Ever since debit card swipe fees were capped by the Federal Reserve two years ago, banks have made the same unfounded claim over and over – that retailers would simply pocket the savings rather than pass them along to their customers.
Anybody who knows retail knows that simply couldn’t be true. Retail is one of the most competitive sectors of the economy. When retailers find a way to save money, they share it with their customers because they know that if they don’t the store across the street will – and shoppers vote with their feet.
Sure enough, NRF has seen countless examples of how the debit savings has benefited consumers. Some merchants, most notably gas stations, have offered discounts for paying by debit rather than credit card. Others have used the money to lower prices, hold off price increases that would have come with inflation, or offer larger and longer sales. The way the value has been passed along has varied: discounters have focused on price because that’s their customers’ priority. Upscale retailers have focused on service, perhaps adding extra sales associates for more personalized attention.
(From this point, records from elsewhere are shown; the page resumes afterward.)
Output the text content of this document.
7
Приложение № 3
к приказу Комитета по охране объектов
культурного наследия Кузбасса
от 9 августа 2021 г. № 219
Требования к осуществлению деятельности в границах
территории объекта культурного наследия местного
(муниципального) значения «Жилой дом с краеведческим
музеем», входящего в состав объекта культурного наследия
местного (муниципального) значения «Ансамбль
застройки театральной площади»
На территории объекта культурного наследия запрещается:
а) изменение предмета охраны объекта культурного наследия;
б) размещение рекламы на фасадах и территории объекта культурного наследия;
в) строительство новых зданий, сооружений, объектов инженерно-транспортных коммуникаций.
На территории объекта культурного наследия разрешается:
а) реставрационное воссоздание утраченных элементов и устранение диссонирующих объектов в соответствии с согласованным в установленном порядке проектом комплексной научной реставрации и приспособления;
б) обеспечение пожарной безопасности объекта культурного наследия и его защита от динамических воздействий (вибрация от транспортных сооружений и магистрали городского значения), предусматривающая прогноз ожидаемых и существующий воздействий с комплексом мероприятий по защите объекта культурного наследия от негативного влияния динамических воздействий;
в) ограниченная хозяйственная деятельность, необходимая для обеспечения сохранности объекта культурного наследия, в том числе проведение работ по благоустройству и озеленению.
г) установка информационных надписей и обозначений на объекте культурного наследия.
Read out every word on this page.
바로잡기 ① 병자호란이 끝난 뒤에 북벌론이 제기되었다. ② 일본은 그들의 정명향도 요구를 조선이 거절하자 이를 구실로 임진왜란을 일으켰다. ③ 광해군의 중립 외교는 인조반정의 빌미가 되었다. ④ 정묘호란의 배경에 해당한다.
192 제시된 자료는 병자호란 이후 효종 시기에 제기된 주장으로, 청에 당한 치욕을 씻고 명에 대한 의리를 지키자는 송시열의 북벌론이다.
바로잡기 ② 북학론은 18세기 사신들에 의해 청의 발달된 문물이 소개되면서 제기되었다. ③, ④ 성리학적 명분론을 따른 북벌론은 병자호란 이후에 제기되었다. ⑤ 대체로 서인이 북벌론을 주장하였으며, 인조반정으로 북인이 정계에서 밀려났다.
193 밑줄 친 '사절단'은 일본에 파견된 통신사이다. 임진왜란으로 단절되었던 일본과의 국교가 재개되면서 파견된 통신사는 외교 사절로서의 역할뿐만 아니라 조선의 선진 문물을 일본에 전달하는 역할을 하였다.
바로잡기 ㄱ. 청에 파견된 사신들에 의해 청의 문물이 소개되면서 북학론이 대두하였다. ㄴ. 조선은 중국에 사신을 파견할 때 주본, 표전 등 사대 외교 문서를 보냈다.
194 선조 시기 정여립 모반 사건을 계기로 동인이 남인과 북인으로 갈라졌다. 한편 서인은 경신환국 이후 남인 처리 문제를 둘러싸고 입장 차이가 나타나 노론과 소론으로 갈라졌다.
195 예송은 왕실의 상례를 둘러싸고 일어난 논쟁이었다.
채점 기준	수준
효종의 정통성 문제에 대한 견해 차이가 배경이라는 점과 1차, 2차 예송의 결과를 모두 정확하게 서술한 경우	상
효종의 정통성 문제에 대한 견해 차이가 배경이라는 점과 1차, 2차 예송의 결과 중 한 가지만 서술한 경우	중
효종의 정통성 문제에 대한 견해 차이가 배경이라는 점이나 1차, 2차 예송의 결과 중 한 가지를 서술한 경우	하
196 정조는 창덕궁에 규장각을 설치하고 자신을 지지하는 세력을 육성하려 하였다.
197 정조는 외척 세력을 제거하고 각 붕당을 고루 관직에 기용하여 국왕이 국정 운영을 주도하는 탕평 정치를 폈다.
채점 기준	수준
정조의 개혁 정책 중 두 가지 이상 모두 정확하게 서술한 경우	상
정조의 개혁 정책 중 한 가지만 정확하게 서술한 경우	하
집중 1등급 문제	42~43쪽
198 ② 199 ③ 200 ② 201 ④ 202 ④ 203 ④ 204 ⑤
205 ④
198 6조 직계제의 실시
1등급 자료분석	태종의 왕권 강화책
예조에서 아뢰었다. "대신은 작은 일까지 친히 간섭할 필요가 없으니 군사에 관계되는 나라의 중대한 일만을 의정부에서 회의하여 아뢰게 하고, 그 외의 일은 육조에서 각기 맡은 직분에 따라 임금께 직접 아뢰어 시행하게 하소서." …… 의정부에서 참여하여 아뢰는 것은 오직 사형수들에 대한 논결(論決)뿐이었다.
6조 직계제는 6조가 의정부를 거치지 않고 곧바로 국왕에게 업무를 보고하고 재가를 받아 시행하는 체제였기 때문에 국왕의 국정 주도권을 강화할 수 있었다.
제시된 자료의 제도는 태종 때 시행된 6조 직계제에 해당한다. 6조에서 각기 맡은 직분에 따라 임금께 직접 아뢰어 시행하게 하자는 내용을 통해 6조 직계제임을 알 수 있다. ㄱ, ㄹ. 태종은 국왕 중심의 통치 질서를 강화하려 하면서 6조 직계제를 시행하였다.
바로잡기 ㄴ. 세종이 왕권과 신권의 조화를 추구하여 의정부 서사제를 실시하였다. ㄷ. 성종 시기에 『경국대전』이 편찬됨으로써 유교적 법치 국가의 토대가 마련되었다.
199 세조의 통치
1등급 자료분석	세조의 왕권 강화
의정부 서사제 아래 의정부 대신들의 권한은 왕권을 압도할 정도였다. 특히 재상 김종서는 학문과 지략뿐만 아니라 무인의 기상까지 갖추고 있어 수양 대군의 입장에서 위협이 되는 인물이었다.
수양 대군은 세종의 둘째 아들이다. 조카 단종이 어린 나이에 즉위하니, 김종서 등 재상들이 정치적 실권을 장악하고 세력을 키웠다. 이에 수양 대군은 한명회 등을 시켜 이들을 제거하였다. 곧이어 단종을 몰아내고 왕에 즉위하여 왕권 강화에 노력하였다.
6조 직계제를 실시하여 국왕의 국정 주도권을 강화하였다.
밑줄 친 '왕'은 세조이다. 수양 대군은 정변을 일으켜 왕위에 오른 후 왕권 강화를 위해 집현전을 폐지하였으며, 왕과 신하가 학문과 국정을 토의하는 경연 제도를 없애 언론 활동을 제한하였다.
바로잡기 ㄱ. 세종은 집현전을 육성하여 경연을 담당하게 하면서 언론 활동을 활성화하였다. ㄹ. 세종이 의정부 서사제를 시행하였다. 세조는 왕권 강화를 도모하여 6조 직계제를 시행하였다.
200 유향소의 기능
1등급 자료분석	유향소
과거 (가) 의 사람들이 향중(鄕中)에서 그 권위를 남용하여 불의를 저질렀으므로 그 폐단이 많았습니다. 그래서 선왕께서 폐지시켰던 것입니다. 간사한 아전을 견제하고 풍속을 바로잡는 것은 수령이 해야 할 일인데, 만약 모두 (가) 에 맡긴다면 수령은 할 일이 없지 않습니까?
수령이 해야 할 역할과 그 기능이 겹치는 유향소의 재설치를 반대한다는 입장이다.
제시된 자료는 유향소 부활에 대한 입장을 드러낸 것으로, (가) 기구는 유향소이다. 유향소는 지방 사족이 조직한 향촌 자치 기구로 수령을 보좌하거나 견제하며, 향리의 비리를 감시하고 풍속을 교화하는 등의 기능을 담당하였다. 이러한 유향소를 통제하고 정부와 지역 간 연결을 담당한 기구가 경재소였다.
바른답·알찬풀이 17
Unfortunately, the competitive nature of retail also makes retailers a close-mouthed group hesitant to let their competitors know what they’re doing. So, even though they quietly tell NRF, it has been difficult to get retailers to step forward and publicly proclaim what they’ve done with the debit savings. And that’s made it difficult to push back against false claims made by the banks.
Until now, that is.
This week, the Merchants Payments Coalition (founded by NRF and other trade associations in 2005 to fight swipe fees) released a landmark study by internationally known economist Robert Shapiro that finally provides hard evidence of how retailers are, in fact, sharing swipe fee savings their customers.
According to the study, retailers saved $8.5 billion in 2012 and passed along $5.87 billion of that savings to customers. In addition, the savings for consumers led to increased spending that boosted demand for goods and services, while retailers put much of their share into hiring additional workers or business spending that created jobs. In all, 37,500 new jobs were created, both in retail and industries that supply or support retail.
Shapiro, a former advisor to President Clinton, calculated that retailers shared 69 percent of the debit savings with customers, basing the figure on earlier studies of what retailers do when they see cost savings from vendors. One key study involved 23,000 cost reductions at 1,000 stores in more than 30 states.
During a conference call with reporters on Tuesday, Shapiro emphasized that the calculation was on the conservative side: since the debit swipe fee cap is permanent, merchants are even more likely to pass it along than a temporary price cut from a vendor.
Those who have followed the swipe fee debate will recall that NRF has a lawsuit pending against the Federal Reserve arguing that the Fed set the cap far higher than the “reasonable” and “proportional” level directed by Congress. The Fed first calculated that processing a debit transaction costs banks an average of only 4 cents, then proposed a cap of up to 12 cents before finally settling on about 21 cents after heavy lobbying by the banks. Shapiro addressed that issue in his study, saying if the Fed had stuck with the 12-cent proposal, swipe savings would have totaled $12.5 billion and 55,000 jobs would have been created.
A federal judge ruled in favor of NRF this summer, agreeing that the Fed set the cap too high. The Fed has appealed, so the issue won’t be resolved until sometime next year.
Until then, as NRF Senior Vice President and General Counsel Mallory Duncan said this week, “The fight to bring swipe fees under control is far from over.”